Just 11,857 spectators witnessed Thursday's feat. That's an increase from the season-low turnout of 10,844 that came for the Argos' 38-20 loss to the Winnipeg Blue Bombers on July 21.

But through four home games this season, Toronto is drawing a paltry 12,837 spectators per game. Last year, the club averaged under 14,000 at BMO Field before being purchased in the off-season by Maple Leafs Sports & Entertainment.


POWELL'S STRUGGLES: It's been a rough four-game stretch for Ottawa running back William Powell.

Powell began the season rushing for 355 yards on 55 carries over Ottawa's first three games, an average of 118 yards per contest. What's more, the five-foot-nine, 207-pound Powell was averaging a stellar 6.5 yards per carry.
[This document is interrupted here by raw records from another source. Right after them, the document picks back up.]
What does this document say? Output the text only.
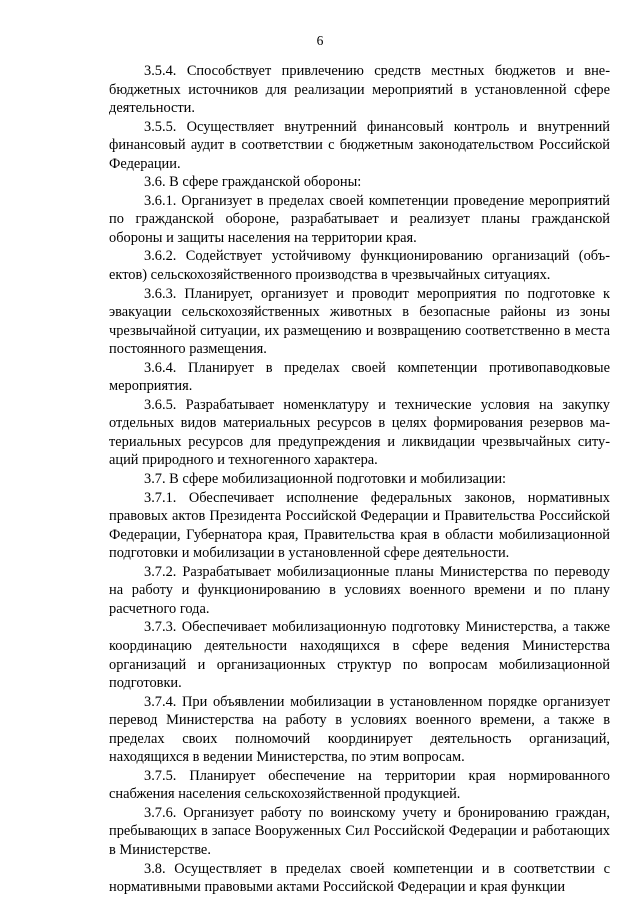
6

3.5.4. Способствует привлечению средств местных бюджетов и внебюджетных источников для реализации мероприятий в установленной сфере деятельности.

3.5.5. Осуществляет внутренний финансовый контроль и внутренний финансовый аудит в соответствии с бюджетным законодательством Российской Федерации.

3.6. В сфере гражданской обороны:

3.6.1. Организует в пределах своей компетенции проведение мероприятий по гражданской обороне, разрабатывает и реализует планы гражданской обороны и защиты населения на территории края.

3.6.2. Содействует устойчивому функционированию организаций (объектов) сельскохозяйственного производства в чрезвычайных ситуациях.

3.6.3. Планирует, организует и проводит мероприятия по подготовке к эвакуации сельскохозяйственных животных в безопасные районы из зоны чрезвычайной ситуации, их размещению и возвращению соответственно в места постоянного размещения.

3.6.4. Планирует в пределах своей компетенции противопаводковые мероприятия.

3.6.5. Разрабатывает номенклатуру и технические условия на закупку отдельных видов материальных ресурсов в целях формирования резервов материальных ресурсов для предупреждения и ликвидации чрезвычайных ситуаций природного и техногенного характера.

3.7. В сфере мобилизационной подготовки и мобилизации:

3.7.1. Обеспечивает исполнение федеральных законов, нормативных правовых актов Президента Российской Федерации и Правительства Российской Федерации, Губернатора края, Правительства края в области мобилизационной подготовки и мобилизации в установленной сфере деятельности.

3.7.2. Разрабатывает мобилизационные планы Министерства по переводу на работу и функционированию в условиях военного времени и по плану расчетного года.

3.7.3. Обеспечивает мобилизационную подготовку Министерства, а также координацию деятельности находящихся в сфере ведения Министерства организаций и организационных структур по вопросам мобилизационной подготовки.

3.7.4. При объявлении мобилизации в установленном порядке организует перевод Министерства на работу в условиях военного времени, а также в пределах своих полномочий координирует деятельность организаций, находящихся в ведении Министерства, по этим вопросам.

3.7.5. Планирует обеспечение на территории края нормированного снабжения населения сельскохозяйственной продукцией.

3.7.6. Организует работу по воинскому учету и бронированию граждан, пребывающих в запасе Вооруженных Сил Российской Федерации и работающих в Министерстве.

3.8. Осуществляет в пределах своей компетенции и в соответствии с нормативными правовыми актами Российской Федерации и края функции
But since rushing for 138 yards in Ottawa's 28-18 win over Montreal on July 6, Powell has run for a combined 149 yards on 51 carries in the Redblacks' last four contests. That's an average of 37.25 yards per game and 2.9 yards per carry.

On Thursday night, Powell had 35 yards rushing on 14 carries (2.5-yard average) in Ottawa's 42-41 road loss to the Toronto Argonauts.

But Powell isn't the only Redblacks offensive star who is struggling.

Receiver Greg Ellingson, a 1,000-yard performer the last three seasons in Ottawa, has gone six games without hitting the 100-yard plateau. He accomplished that feat in the Redblacks' season-opening 40-17 win over Saskatchewan on June 21, registering eight catches for 104 yards.

But Ellingson hasn't reached the 50-yard receiving mark in each of Ottawa's last five games. The six-foot-three, 197-pound Tampa native had two catches for 26 yards against Toronto.

(With files from the Canadian Press/Dan Ralph)


Old Rider Fan said...

Johnny Football has some amazing moves to avoid tacklers. Don't know much about the guy but certainly see part of reason for his rep. But the rest of his game is on the coaches. (Or does the current owner interfere)

Old Rider Fan said...

Johnny 'interception' is unfair. Playing QB in Montreal is the toughest position in the CFL. Then after 4 practices? We judge QBs by completions ... yards ... and picks. Judge those stats relative to how many steamboats they get.